Trinity Lutheran is not claiming any entitlement to a subsidy. It instead asserts a right to participate in a government benefit program without having to disavow its religious character. The “imposition of such a condition upon even a gratuitous benefit inevitably deter[s] or discourage[s] the exercise of First Amendment rights.” […] The express discrimination against religious exercise here is not the denial of a grant, but rather the refusal to allow the Church—solely because it is a church—to compete with secular organizations for a grant. [citations removed]

The Court made sure to note that it was not overturning Locke v. Davey, in which the Court held that it did not violate the Free Exercise Clause for the state of Washington to deny funding to a student who was attending a post-secondary religious school to pursue a “devotional theology degree.” Although the “selective funding program” generally allowed students to attend both religious or secular colleges, the funds couldn’t be used to pursue a purely religious education for the purposes of becoming a religious minister.

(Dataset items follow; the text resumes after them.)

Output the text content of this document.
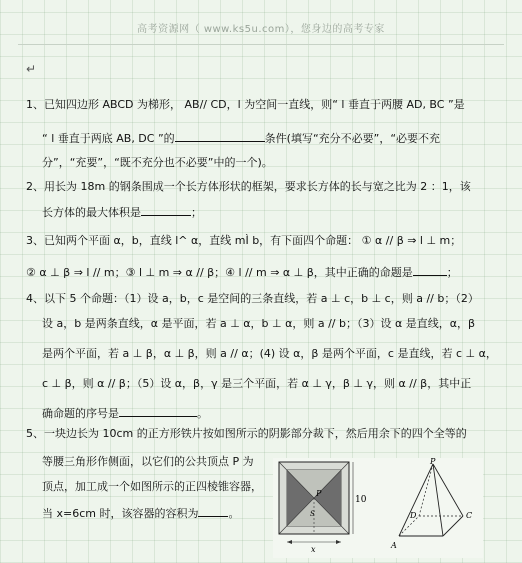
高考资源网（ www.ks5u.com），您身边的高考专家
↵
1、已知四边形 ABCD 为梯形， AB// CD，l 为空间一直线，则“ l 垂直于两腰 AD, BC ”是
“ l 垂直于两底 AB, DC ”的	条件(填写“充分不必要”，“必要不充
分”，“充要”，“既不充分也不必要”中的一个)。
2、用长为 18m 的钢条围成一个长方体形状的框架，要求长方体的长与宽之比为 2 ：1，该
长方体的最大体积是	；
3、已知两个平面 α，b，直线 l^ α，直线 mÌ b，有下面四个命题： ① α // β ⇒ l ⊥ m；
② α ⊥ β ⇒ l // m；③ l ⊥ m ⇒ α // β；④ l // m ⇒ α ⊥ β，其中正确的命题是	；
4、以下 5 个命题：（1）设 a，b，c 是空间的三条直线，若 a ⊥ c，b ⊥ c，则 a // b；（2）
设 a，b 是两条直线，α 是平面，若 a ⊥ α，b ⊥ α，则 a // b；（3）设 α 是直线，α，β
是两个平面，若 a ⊥ β，α ⊥ β，则 a // α；(4) 设 α，β 是两个平面，c 是直线，若 c ⊥ α，
c ⊥ β，则 α // β；（5）设 α，β，γ 是三个平面，若 α ⊥ γ，β ⊥ γ，则 α // β，其中正
确命题的序号是	。
5、一块边长为 10cm 的正方形铁片按如图所示的阴影部分裁下，然后用余下的四个全等的
等腰三角形作侧面，以它们的公共顶点 P 为
顶点，加工成一个如图所示的正四棱锥容器，
当 x=6cm 时，该容器的容积为	。
P
S
10
x
P
D	C
A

In Trinity, SCOTUS clarified that “Davey was not denied a scholarship because of who he was; he was denied a scholarship because of what he proposed to do—use the funds to prepare for the ministry.”

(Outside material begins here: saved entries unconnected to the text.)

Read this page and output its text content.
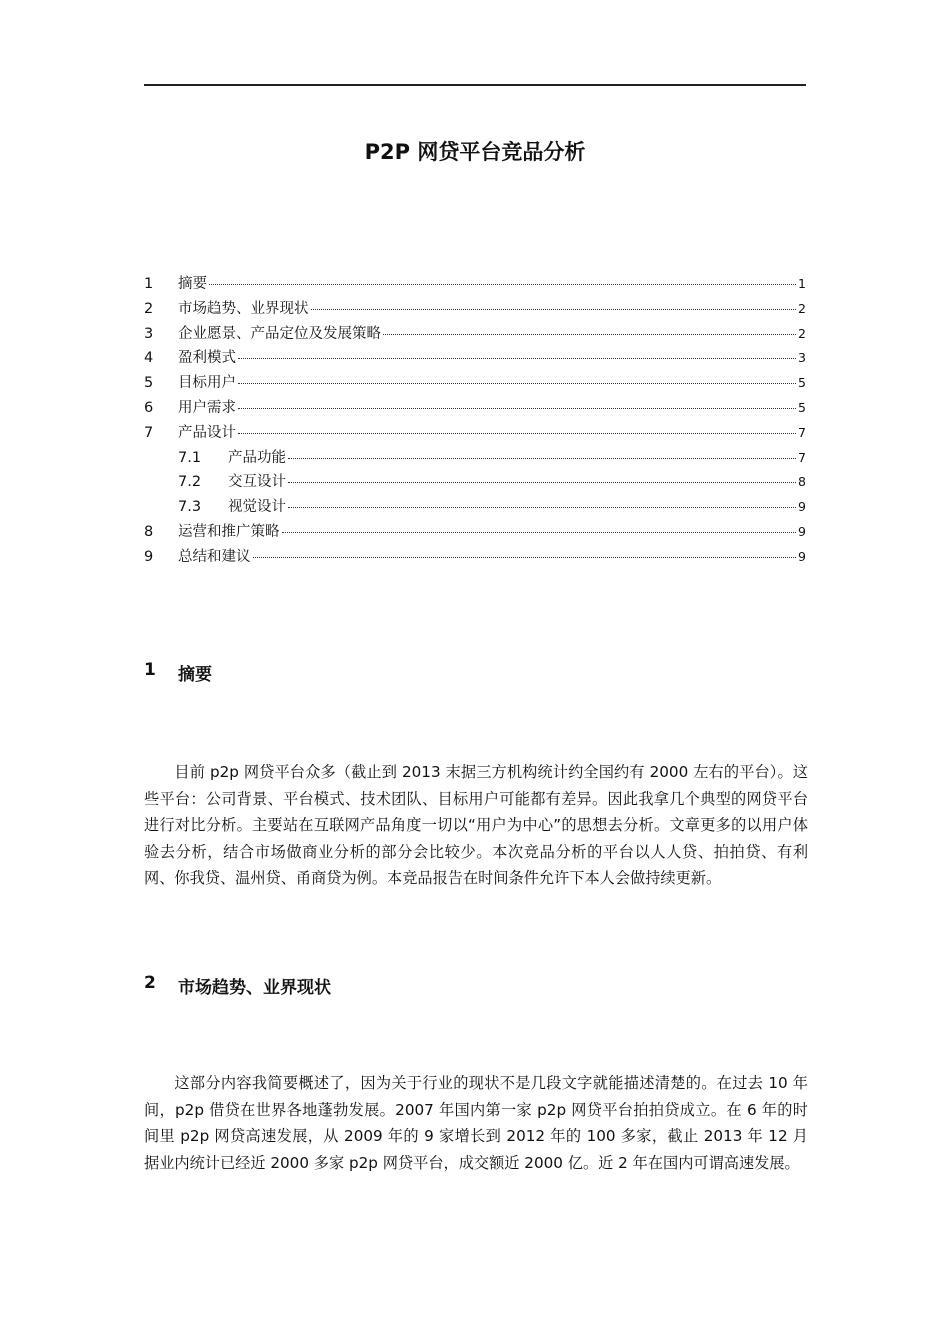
P2P 网贷平台竞品分析
1	摘要	1
2	市场趋势、业界现状	2
3	企业愿景、产品定位及发展策略	2
4	盈利模式	3
5	目标用户	5
6	用户需求	5
7	产品设计	7
7.1	产品功能	7
7.2	交互设计	8
7.3	视觉设计	9
8	运营和推广策略	9
9	总结和建议	9
1	摘要

目前 p2p 网贷平台众多（截止到 2013 末据三方机构统计约全国约有 2000 左右的平台）。这些平台：公司背景、平台模式、技术团队、目标用户可能都有差异。因此我拿几个典型的网贷平台进行对比分析。主要站在互联网产品角度一切以“用户为中心”的思想去分析。文章更多的以用户体验去分析，结合市场做商业分析的部分会比较少。本次竞品分析的平台以人人贷、拍拍贷、有利网、你我贷、温州贷、甬商贷为例。本竞品报告在时间条件允许下本人会做持续更新。

2	市场趋势、业界现状

这部分内容我简要概述了，因为关于行业的现状不是几段文字就能描述清楚的。在过去 10 年间，p2p 借贷在世界各地蓬勃发展。2007 年国内第一家 p2p 网贷平台拍拍贷成立。在 6 年的时间里 p2p 网贷高速发展，从 2009 年的 9 家增长到 2012 年的 100 多家，截止 2013 年 12 月据业内统计已经近 2000 多家 p2p 网贷平台，成交额近 2000 亿。近 2 年在国内可谓高速发展。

Left open is the question of whether the state can prohibit families from using school vouchers at religious schools. If the voucher program is intended to give parents more choices among schools that teach reading, math, science, etc., then seemingly it shouldn’t matter whether school that teach those subjects have a religious affiliation. Indeed, Justices Gorsuch and Thomas clearly indicated they wished the majority had gone further (“the general principles here do not permit discrimination against religious exercise—whether on the playground or anywhere else”), while Justice Breyer likened the playground resurfacing program at issue in the case to churches benefiting from police or fire protection, but saw no need to address the question of private school tuition. Tomorrow SCOTUS will announce whether it will consider the Douglas County, Colorado voucher case, which would give it the opportunity to answer that question.

Louisiana and Indiana Voucher Studies: Neutral to Positive Outcomes After a Few Years

I’ve already run long and I know that others will be writing about them soon, so I won’t dive deep into the Louisiana and Indiana voucher studies today. In short, they each find that the negative impacts on test scores that voucher students experience in the first couple years of participating in a voucher program disappear by the third year. Indeed, Indiana finds some positive effects in years three and four.

Given that states spend significantly less per pupil on voucher students than at district schools, performing as well or better after just a few years in the program should be exciting news for choice supporters. However, I confess that I am uneasy. Both Indiana and Louisiana mandate that private schools administer the state test to voucher students and I am concerned about how that mandate might warp how schools educate children — a concern I have about both district and private schools. Test scores measure only a small slice of the value that parents want schools to provide their children, and as Jay pointed out yet again yesterday, there’s a disconnect between educational measures and life outcomes. It’s great if school choice improves test scores, but the ability to choose shouldn’t be predicated on raising test scores — especially if doing so creates perverse incentives that distort education.

In summary: Three cheers for the court victories and one cheer for the voucher studies.